Accounting for relatedness and spatial structure to improve plant phenotypic selection in the wild

Abstract

Identifying natural selection in wild plant populations is a challenging task, as the reliability of selection coefficients depends, among other factors, on the critical assumption of data independence. While rarely examined, selection coefficients may be influenced by the spatial and genetic dependence among plants, which violates the independence criterion, leading to biased selection estimates. In this study, we examine the extent to which frugivore-mediated selection coefficients are influenced by spatial and genetic information. We used Generalized Additive Models to deal with spatial and relatedness issues. We compared the fit of the Lande and Arnold multivariate model with models including spatial, genetic relatedness, and spatial + genetic relatedness corrections. Our results indicate that fit in standard models was substantially increased after including the spatial structure.

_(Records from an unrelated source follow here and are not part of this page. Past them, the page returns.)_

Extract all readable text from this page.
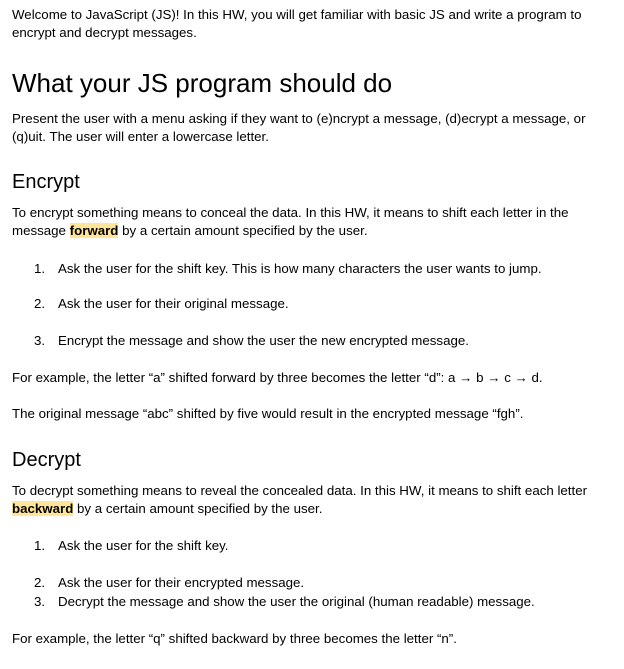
Welcome to JavaScript (JS)! In this HW, you will get familiar with basic JS and write a program to encrypt and decrypt messages.

What your JS program should do

Present the user with a menu asking if they want to (e)ncrypt a message, (d)ecrypt a message, or (q)uit. The user will enter a lowercase letter.

Encrypt

To encrypt something means to conceal the data. In this HW, it means to shift each letter in the message forward by a certain amount specified by the user.

1. Ask the user for the shift key. This is how many characters the user wants to jump.
2. Ask the user for their original message.
3. Encrypt the message and show the user the new encrypted message.

For example, the letter “a” shifted forward by three becomes the letter “d”: a → b → c → d.

The original message “abc” shifted by five would result in the encrypted message “fgh”.

Decrypt

To decrypt something means to reveal the concealed data. In this HW, it means to shift each letter backward by a certain amount specified by the user.

1. Ask the user for the shift key.
2. Ask the user for their encrypted message.
3. Decrypt the message and show the user the original (human readable) message.

For example, the letter “q” shifted backward by three becomes the letter “n”.
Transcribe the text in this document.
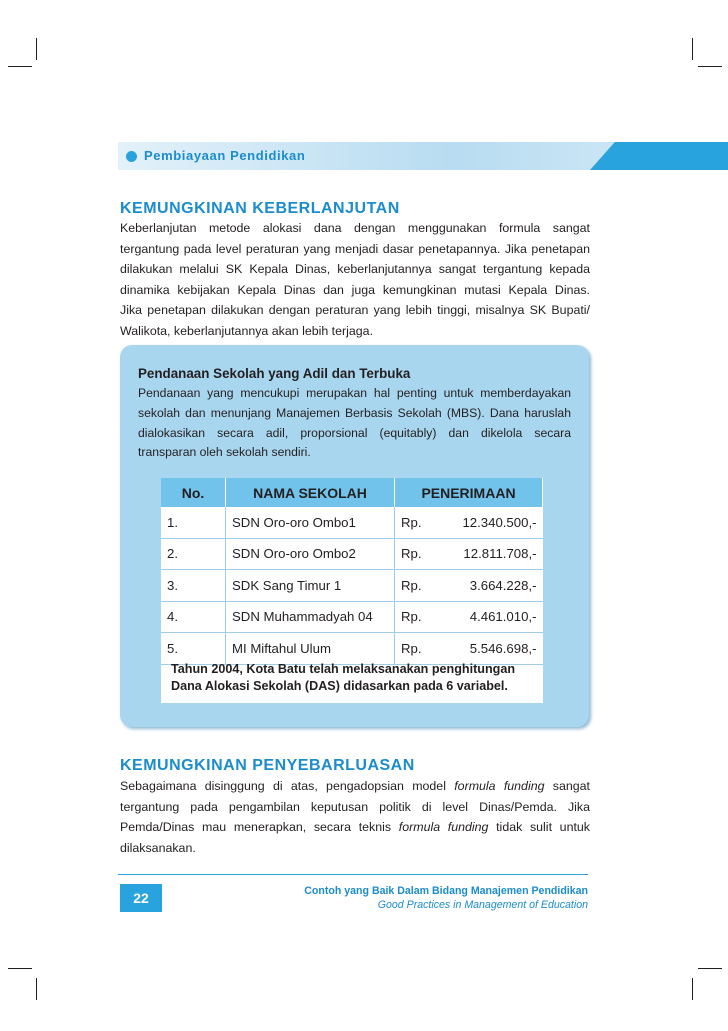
Pembiayaan Pendidikan
KEMUNGKINAN KEBERLANJUTAN
Keberlanjutan metode alokasi dana dengan menggunakan formula sangat
tergantung pada level peraturan yang menjadi dasar penetapannya. Jika penetapan
dilakukan melalui SK Kepala Dinas, keberlanjutannya sangat tergantung kepada
dinamika kebijakan Kepala Dinas dan juga kemungkinan mutasi Kepala Dinas.
Jika penetapan dilakukan dengan peraturan yang lebih tinggi, misalnya SK Bupati/
Walikota, keberlanjutannya akan lebih terjaga.
Pendanaan Sekolah yang Adil dan Terbuka
Pendanaan yang mencukupi merupakan hal penting untuk memberdayakan
sekolah dan menunjang Manajemen Berbasis Sekolah (MBS). Dana haruslah
dialokasikan secara adil, proporsional (equitably) dan dikelola secara
transparan oleh sekolah sendiri.
No.	NAMA SEKOLAH	PENERIMAAN	
1.	SDN Oro-oro Ombo1	Rp.	12.340.500,-
2.	SDN Oro-oro Ombo2	Rp.	12.811.708,-
3.	SDK Sang Timur 1	Rp.	3.664.228,-
4.	SDN Muhammadyah 04	Rp.	4.461.010,-
5.	MI Miftahul Ulum	Rp.	5.546.698,-
Tahun 2004, Kota Batu telah melaksanakan penghitungan
Dana Alokasi Sekolah (DAS) didasarkan pada 6 variabel.
KEMUNGKINAN PENYEBARLUASAN
Sebagaimana disinggung di atas, pengadopsian model formula funding sangat
tergantung pada pengambilan keputusan politik di level Dinas/Pemda. Jika
Pemda/Dinas mau menerapkan, secara teknis formula funding tidak sulit untuk
dilaksanakan.
22	Contoh yang Baik Dalam Bidang Manajemen Pendidikan
Good Practices in Management of Education
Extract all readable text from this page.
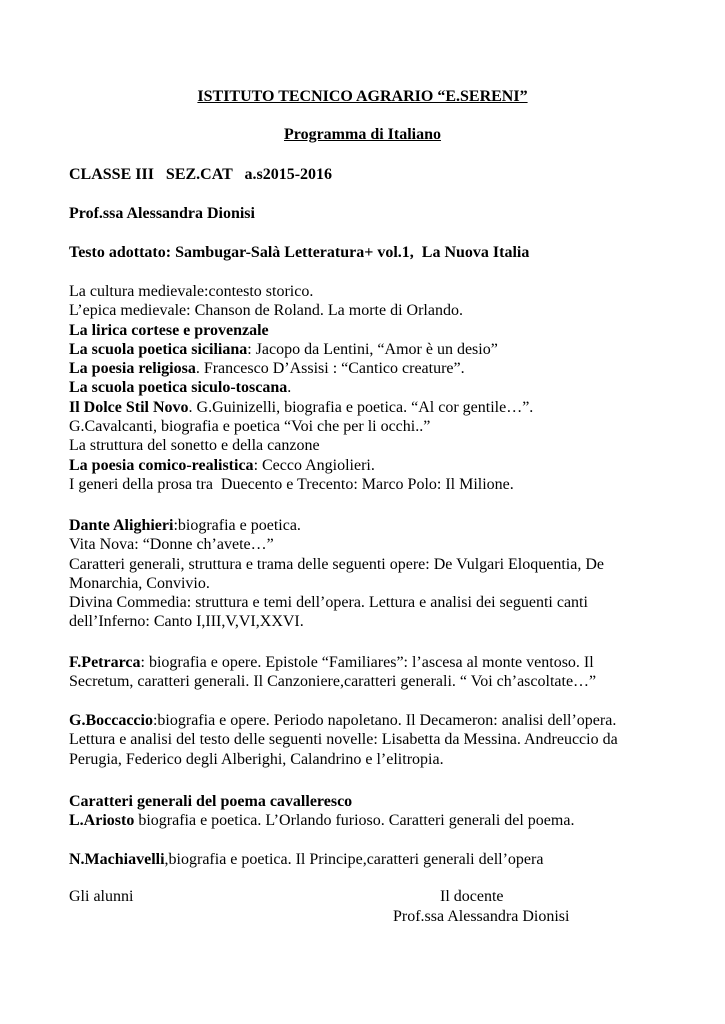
ISTITUTO TECNICO AGRARIO “E.SERENI”
Programma di Italiano
CLASSE III   SEZ.CAT   a.s2015-2016
Prof.ssa Alessandra Dionisi
Testo adottato: Sambugar-Salà Letteratura+ vol.1,  La Nuova Italia
La cultura medievale:contesto storico.
L’epica medievale: Chanson de Roland. La morte di Orlando.
La lirica cortese e provenzale
La scuola poetica siciliana: Jacopo da Lentini, “Amor è un desio”
La poesia religiosa. Francesco D’Assisi : “Cantico creature”.
La scuola poetica siculo-toscana.
Il Dolce Stil Novo. G.Guinizelli, biografia e poetica. “Al cor gentile…”.
G.Cavalcanti, biografia e poetica “Voi che per li occhi..”
La struttura del sonetto e della canzone
La poesia comico-realistica: Cecco Angiolieri.
I generi della prosa tra  Duecento e Trecento: Marco Polo: Il Milione.
Dante Alighieri:biografia e poetica.
Vita Nova: “Donne ch’avete…”
Caratteri generali, struttura e trama delle seguenti opere: De Vulgari Eloquentia, De
Monarchia, Convivio.
Divina Commedia: struttura e temi dell’opera. Lettura e analisi dei seguenti canti
dell’Inferno: Canto I,III,V,VI,XXVI.
F.Petrarca: biografia e opere. Epistole “Familiares”: l’ascesa al monte ventoso. Il
Secretum, caratteri generali. Il Canzoniere,caratteri generali. “ Voi ch’ascoltate…”
G.Boccaccio:biografia e opere. Periodo napoletano. Il Decameron: analisi dell’opera.
Lettura e analisi del testo delle seguenti novelle: Lisabetta da Messina. Andreuccio da
Perugia, Federico degli Alberighi, Calandrino e l’elitropia.
Caratteri generali del poema cavalleresco
L.Ariosto biografia e poetica. L’Orlando furioso. Caratteri generali del poema.
N.Machiavelli,biografia e poetica. Il Principe,caratteri generali dell’opera
Gli alunni	Il docente
Prof.ssa Alessandra Dionisi
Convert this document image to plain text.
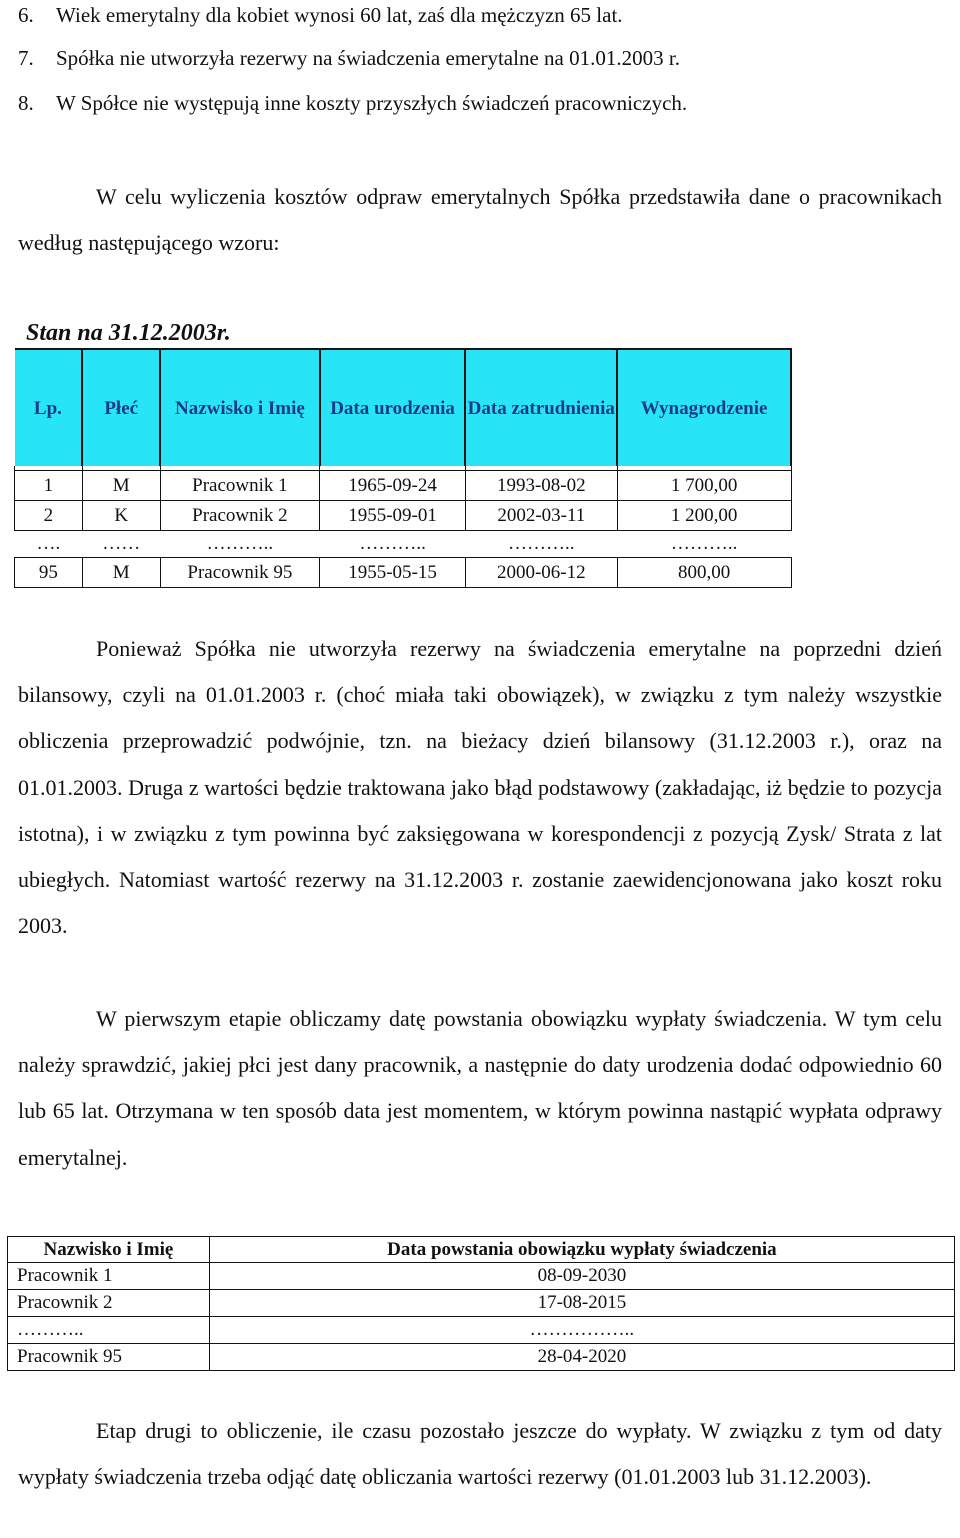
6. Wiek emerytalny dla kobiet wynosi 60 lat, zaś dla mężczyzn 65 lat.
7. Spółka nie utworzyła rezerwy na świadczenia emerytalne na 01.01.2003 r.
8. W Spółce nie występują inne koszty przyszłych świadczeń pracowniczych.

W celu wyliczenia kosztów odpraw emerytalnych Spółka przedstawiła dane o pracownikach według następującego wzoru:

Stan na 31.12.2003r.
Lp.	Płeć	Nazwisko i Imię	Data urodzenia	Data zatrudnienia	Wynagrodzenie

1	M	Pracownik 1	1965-09-24	1993-08-02	1 700,00
2	K	Pracownik 2	1955-09-01	2002-03-11	1 200,00
….	……	………..	………..	………..	………..
95	M	Pracownik 95	1955-05-15	2000-06-12	800,00

Ponieważ Spółka nie utworzyła rezerwy na świadczenia emerytalne na poprzedni dzień bilansowy, czyli na 01.01.2003 r. (choć miała taki obowiązek), w związku z tym należy wszystkie obliczenia przeprowadzić podwójnie, tzn. na bieżacy dzień bilansowy (31.12.2003 r.), oraz na 01.01.2003. Druga z wartości będzie traktowana jako błąd podstawowy (zakładając, iż będzie to pozycja istotna), i w związku z tym powinna być zaksięgowana w korespondencji z pozycją Zysk/ Strata z lat ubiegłych. Natomiast wartość rezerwy na 31.12.2003 r. zostanie zaewidencjonowana jako koszt roku 2003.

W pierwszym etapie obliczamy datę powstania obowiązku wypłaty świadczenia. W tym celu należy sprawdzić, jakiej płci jest dany pracownik, a następnie do daty urodzenia dodać odpowiednio 60 lub 65 lat. Otrzymana w ten sposób data jest momentem, w którym powinna nastąpić wypłata odprawy emerytalnej.

Nazwisko i Imię	Data powstania obowiązku wypłaty świadczenia
Pracownik 1	08-09-2030
Pracownik 2	17-08-2015
………..	……………..
Pracownik 95	28-04-2020

Etap drugi to obliczenie, ile czasu pozostało jeszcze do wypłaty. W związku z tym od daty wypłaty świadczenia trzeba odjąć datę obliczania wartości rezerwy (01.01.2003 lub 31.12.2003).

Likewise, the model including the genetic relatedness accounted for a variance fraction not explained by spatial structure, which permitted the identification of significant selection acting upon fruit size, a trait not detected under selection otherwise, and dealt better with autocorrelation that any other model. The model including spatial and genetic effects altogether accounted for 65% of the variance, compared to 13% of the standard model. The spatial structure and genetic relatedness played an important role in this system. As genetic effects revealed significant selection upon fruit traits otherwise hidden under standard selection estimates, field studies that control for plant dependency may provide more realistic selection estimates in natural plant populations.